Beam characterization and dosimetric calculation of megavoltage photon beams using EGSnrc Monte Carlo simulation code

Abstract

his work aims to improve the performance of EGSnrc Monte Carlo simulation to become more effective for dose calculations in the treatment planning system of radiation therapy. The variance reduction techniques available in the code were tested and assessed for 12 MV photon beam. A new methodology of commissioning the Monte Carlo model based on calculating the beam profiles at deeper depth in a square field 10*10cm2 for tuning the electron beam width has been proposed. Calculations have been performed with both the photon data provided with the EGSnrc code and the new library of photon cross section we have created based on recent ENDF/B-VII release 8 evaluation. The EGSnrc Monte Carlo based-BEAMnrc and DOSXYZnrc user codes are used for photon beam simulations and dose calculations, respectively; SATURNE43 and VARIAN linear accelerators have been modeled to simulate 12 MV photon beams, respectively. The obtained results showed that the combination of Directional Bremsstrahlung Splitting (DBS) with other variance reduction techniques increases the simulation efficiency by a factor of 1130. The electron beam parameters have been determined precisely which achieve good agreement with measured data within 1%/1mm accuracy in gamma index test. Furthermore, the unflattened photon beam of two Linacs has been evaluated and optimized by replacing the air gap by helium which contributes to enhance the unflattened beam quality through reduce the surface and build up uses ; the depth of maximum dose refers to the standard one.
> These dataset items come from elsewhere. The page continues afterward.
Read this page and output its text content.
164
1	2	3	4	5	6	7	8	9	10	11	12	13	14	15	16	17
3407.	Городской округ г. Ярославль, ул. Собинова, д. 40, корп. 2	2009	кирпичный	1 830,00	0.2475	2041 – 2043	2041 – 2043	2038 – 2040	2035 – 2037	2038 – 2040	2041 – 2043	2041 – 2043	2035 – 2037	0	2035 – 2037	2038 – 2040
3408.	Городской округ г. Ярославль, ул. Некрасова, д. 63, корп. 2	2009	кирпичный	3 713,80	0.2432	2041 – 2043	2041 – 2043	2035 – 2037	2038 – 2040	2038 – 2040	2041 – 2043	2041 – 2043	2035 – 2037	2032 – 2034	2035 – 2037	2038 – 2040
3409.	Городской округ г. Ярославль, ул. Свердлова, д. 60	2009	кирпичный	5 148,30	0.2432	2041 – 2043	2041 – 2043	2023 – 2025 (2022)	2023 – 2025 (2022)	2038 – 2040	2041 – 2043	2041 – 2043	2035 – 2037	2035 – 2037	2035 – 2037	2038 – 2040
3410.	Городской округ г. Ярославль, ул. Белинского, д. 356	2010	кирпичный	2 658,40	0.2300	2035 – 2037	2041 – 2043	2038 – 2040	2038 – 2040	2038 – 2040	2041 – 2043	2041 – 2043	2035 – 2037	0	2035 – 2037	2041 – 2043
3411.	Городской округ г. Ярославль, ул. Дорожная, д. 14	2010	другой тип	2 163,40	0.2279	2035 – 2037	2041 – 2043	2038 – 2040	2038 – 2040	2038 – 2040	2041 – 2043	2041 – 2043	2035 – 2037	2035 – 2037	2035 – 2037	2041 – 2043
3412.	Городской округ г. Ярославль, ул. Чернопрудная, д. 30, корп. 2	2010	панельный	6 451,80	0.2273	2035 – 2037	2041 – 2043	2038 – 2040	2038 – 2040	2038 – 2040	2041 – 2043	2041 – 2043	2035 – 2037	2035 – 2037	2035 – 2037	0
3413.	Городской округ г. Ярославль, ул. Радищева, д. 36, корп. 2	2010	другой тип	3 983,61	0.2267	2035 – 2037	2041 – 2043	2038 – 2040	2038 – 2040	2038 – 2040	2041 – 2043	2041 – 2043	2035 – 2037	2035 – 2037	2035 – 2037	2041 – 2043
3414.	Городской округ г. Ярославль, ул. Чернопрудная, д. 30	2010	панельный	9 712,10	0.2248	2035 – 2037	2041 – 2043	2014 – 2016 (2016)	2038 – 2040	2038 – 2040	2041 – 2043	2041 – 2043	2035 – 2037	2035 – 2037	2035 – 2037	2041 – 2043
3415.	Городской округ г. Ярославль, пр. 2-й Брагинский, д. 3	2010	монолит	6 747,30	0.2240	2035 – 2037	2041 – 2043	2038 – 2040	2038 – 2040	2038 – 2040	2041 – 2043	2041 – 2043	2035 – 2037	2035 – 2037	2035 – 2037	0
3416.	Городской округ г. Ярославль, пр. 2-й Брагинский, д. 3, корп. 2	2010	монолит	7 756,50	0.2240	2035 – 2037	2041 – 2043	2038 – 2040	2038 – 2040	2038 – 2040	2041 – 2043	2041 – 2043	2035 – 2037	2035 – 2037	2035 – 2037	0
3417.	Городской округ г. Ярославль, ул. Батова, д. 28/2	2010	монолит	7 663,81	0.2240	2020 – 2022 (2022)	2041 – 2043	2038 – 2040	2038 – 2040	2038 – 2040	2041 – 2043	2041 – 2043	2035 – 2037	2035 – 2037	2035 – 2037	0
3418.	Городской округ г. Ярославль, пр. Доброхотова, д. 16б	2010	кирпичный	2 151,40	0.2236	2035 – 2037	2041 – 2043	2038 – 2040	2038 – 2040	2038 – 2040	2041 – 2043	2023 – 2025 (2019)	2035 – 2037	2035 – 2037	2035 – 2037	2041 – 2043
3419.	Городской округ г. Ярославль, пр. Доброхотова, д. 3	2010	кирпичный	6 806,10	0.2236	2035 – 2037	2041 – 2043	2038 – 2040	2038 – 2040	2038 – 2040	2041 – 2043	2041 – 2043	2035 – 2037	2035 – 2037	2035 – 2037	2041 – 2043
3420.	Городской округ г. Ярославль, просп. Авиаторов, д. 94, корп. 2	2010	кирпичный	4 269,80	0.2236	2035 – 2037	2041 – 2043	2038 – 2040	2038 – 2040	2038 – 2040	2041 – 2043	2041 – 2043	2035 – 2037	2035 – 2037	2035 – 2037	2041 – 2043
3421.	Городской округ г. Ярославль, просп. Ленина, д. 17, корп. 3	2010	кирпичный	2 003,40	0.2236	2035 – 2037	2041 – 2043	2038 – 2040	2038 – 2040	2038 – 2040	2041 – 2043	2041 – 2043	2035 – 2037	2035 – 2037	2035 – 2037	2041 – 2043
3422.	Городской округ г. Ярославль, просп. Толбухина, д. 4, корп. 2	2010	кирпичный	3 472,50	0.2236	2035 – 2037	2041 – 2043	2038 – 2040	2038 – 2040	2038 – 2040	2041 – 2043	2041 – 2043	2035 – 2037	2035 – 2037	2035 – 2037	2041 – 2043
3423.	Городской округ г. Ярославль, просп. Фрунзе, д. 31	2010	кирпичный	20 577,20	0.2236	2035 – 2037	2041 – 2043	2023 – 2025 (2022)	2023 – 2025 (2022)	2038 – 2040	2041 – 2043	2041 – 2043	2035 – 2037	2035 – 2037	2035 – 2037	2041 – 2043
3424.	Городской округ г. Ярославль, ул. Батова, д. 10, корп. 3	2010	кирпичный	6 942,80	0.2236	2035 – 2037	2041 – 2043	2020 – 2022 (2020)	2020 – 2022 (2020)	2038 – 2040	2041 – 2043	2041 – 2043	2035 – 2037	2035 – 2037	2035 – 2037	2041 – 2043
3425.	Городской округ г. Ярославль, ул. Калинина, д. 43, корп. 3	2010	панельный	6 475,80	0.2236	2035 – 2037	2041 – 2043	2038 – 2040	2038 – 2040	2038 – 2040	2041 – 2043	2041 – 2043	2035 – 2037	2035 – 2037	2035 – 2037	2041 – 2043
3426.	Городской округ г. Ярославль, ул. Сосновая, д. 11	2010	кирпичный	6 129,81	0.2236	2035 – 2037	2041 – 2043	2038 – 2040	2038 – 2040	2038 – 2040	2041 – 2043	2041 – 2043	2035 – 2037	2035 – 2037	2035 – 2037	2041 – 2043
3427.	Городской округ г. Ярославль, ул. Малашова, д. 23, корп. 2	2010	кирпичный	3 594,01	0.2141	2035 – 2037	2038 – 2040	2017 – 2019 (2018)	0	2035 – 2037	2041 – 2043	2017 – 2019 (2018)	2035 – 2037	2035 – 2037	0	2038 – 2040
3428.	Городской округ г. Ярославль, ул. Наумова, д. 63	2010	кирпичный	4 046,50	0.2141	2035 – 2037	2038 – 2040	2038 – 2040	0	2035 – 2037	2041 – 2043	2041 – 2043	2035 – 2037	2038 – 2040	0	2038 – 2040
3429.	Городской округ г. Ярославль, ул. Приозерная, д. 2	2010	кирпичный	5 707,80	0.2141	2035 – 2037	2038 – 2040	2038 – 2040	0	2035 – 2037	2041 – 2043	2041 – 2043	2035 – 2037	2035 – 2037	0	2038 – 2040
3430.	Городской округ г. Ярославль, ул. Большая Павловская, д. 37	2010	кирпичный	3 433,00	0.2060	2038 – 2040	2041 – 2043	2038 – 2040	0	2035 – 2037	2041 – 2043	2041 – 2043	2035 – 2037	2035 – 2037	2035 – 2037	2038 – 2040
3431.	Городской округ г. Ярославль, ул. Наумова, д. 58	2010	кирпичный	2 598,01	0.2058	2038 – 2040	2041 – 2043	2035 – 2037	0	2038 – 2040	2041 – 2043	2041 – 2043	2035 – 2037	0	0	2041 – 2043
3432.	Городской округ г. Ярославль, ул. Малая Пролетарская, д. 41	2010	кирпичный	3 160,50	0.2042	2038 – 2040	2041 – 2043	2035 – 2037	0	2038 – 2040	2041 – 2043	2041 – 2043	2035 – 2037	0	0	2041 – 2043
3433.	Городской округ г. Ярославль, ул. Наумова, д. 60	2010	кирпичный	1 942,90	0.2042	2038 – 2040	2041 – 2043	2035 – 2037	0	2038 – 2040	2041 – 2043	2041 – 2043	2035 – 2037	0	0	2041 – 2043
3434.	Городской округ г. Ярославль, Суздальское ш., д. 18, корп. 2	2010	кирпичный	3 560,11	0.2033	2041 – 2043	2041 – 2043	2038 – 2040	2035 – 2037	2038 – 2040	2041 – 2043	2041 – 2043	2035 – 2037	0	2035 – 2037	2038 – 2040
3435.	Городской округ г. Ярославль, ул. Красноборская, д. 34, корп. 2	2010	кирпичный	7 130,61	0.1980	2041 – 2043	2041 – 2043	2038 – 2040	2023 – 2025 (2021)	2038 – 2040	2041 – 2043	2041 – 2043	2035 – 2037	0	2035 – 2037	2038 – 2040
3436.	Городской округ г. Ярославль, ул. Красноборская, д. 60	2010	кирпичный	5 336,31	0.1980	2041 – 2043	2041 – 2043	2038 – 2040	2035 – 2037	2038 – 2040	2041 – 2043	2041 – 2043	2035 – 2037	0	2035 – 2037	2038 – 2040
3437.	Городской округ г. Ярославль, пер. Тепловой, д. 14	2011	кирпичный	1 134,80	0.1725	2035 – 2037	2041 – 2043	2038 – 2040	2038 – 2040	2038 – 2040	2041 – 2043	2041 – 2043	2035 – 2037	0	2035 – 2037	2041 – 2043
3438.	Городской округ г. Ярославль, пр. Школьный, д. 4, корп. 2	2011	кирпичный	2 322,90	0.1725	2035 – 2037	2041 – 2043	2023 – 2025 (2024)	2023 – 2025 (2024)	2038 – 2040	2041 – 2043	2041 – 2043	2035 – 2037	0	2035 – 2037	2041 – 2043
The second objective of this work is to develop and assess the ability of the EGSnrc MC code to be used in radiation protection calculation. A new parameter called Flux to Dose conversion factor (DF) has been introduced into the code. Also, the conversion coefficients Hp (3) have been calculated to evaluate the risk of external exposure of radiation on the lens of the eye, using a new phantom based on ORMED research. A good agreement between our results and those produced by other codes has been obtained.